The Israeli army launched a large-scale raid on the Nur Shams refugee camp in the northern West Bank city of Tulkarem on Thursday that lasted for almost 24 hours and killed 13 Palestinians, according to health officials.

Israeli forces invaded the camp in the early predawn hours of Thursday, shortly after 3 a.m., immediately sparking armed confrontations with local armed resistance groups in the camp. According to statements from armed resistance groups, as well as video footage published to various Telegram channels, Palestinian resistance fighters used live ammunition as well as IEDs and homemade explosives to target Israeli army forces.

One of the first Palestinians to be killed during the invasion was 15-year-old Taha Mahameed, who, according to Defense for Children International Palestine (DCIP) was unarmed and was standing outside of his house, watching the army invade the camp, when he was shot twice times, once in the head and once through the eye. Video footage published to social media purporting to show the moment Mahameed was killed corroborated DCIP’s description of the events.

The identities of the other 12 Palestinians killed in the raid remained unknown, but the Palestinian health ministry said five children were killed in the raid, and described it as a “massacre.”

Armed clashes in the camp lasted all day and night Thursday and into the early morning hours of Friday morning.

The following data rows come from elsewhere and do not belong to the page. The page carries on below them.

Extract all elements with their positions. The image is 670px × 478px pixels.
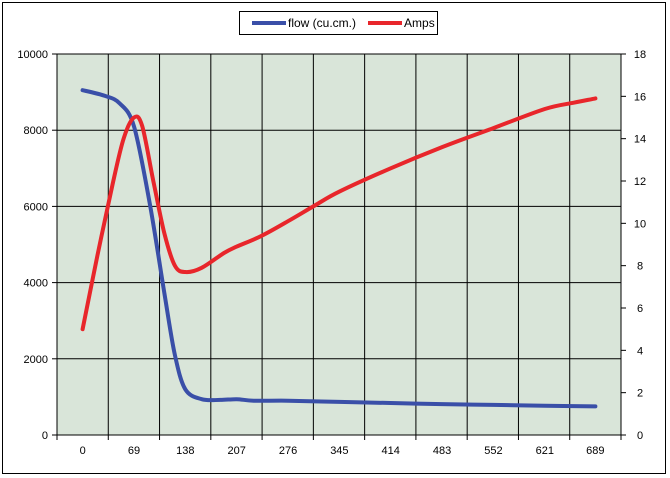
y2-tick-label: 8 [637,261,643,273]
series-line-flow [80,88,598,409]
x-tick-label: 276 [279,445,297,457]
x-tick-label: 483 [433,445,451,457]
y2-tick-label: 10 [634,218,646,230]
x-tick-label: 69 [128,445,140,457]
legend: flow (cu.cm.) Amps [239,11,438,35]
legend-item-flow: flow (cu.cm.) [240,16,356,30]
y-tick-label: 2000 [24,354,48,366]
y2-tick-label: 12 [634,176,646,188]
legend-swatch-amps [368,21,403,25]
y-tick-label: 6000 [24,201,48,213]
y2-tick-label: 0 [637,430,643,442]
y2-tick-label: 4 [637,345,643,357]
plot-border [56,53,622,436]
y-tick-label: 10000 [17,49,48,61]
x-tick-label: 689 [586,445,604,457]
y-tick-label: 4000 [24,278,48,290]
x-tick-label: 621 [536,445,554,457]
y2-tick-label: 6 [637,303,643,315]
y2-tick-label: 2 [637,388,643,400]
x-tick-label: 345 [330,445,348,457]
legend-label-amps: Amps [404,16,435,30]
y2-tick-label: 16 [634,91,646,103]
y-tick-label: 8000 [24,125,48,137]
y2-tick-label: 14 [634,134,646,146]
series-line-amps [80,96,598,332]
x-tick-label: 138 [176,445,194,457]
y-tick-label: 0 [42,430,48,442]
legend-swatch-flow [252,21,286,25]
legend-label-flow: flow (cu.cm.) [288,16,357,30]
y2-tick-label: 18 [634,49,646,61]
x-tick-label: 552 [484,445,502,457]
x-tick-label: 0 [80,445,86,457]
plot-area [57,54,621,435]
legend-item-amps: Amps [356,16,435,30]
x-tick-label: 207 [227,445,245,457]
x-tick-label: 414 [382,445,400,457]
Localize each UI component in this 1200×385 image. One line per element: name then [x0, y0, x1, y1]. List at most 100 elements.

Israeli forces used a rare drone strike on the camp – one of the first recorded instances of aerial bombardment used against Palestinians in the West Bank outside the Jenin refugee camp. 

According to reports, a significant number of casualties were reportedly caused by the drone strike. Israeli forces also used bulldozers to dig up streets in the camp and damage the camp’s infrastructure. Local media reported that Israel also cut off electricity, water, and access to the camp during the raids.

According to Israeli media, one border police officer was killed, and at least nine others were injured during the fighting. Israeli forces also said that 10 Palestinians were arrested.

In the early morning hours of Friday, as the raid on Tulkarem’s Nur Shams camp was ongoing, Israeli forces raided the Nablus-area village of Urif in large numbers and surrounded the home Khalid Sabah, a Palestinian who was killed in June of this year after allegedly carrying out a deadly shooting at the illegal Eli settlement. Israeli forces forced the Sabah family out of the home before blowing it up.

Israeli forces conducted raids in a number of other areas across the West Bank late Thursday and early Friday, arresting at least 55 Palestinians in one night. According to the Israeli army, it has arrested 587 Palestinians from the West Bank since October 7th, a large majority of whom are reportedly affiliated with Hamas.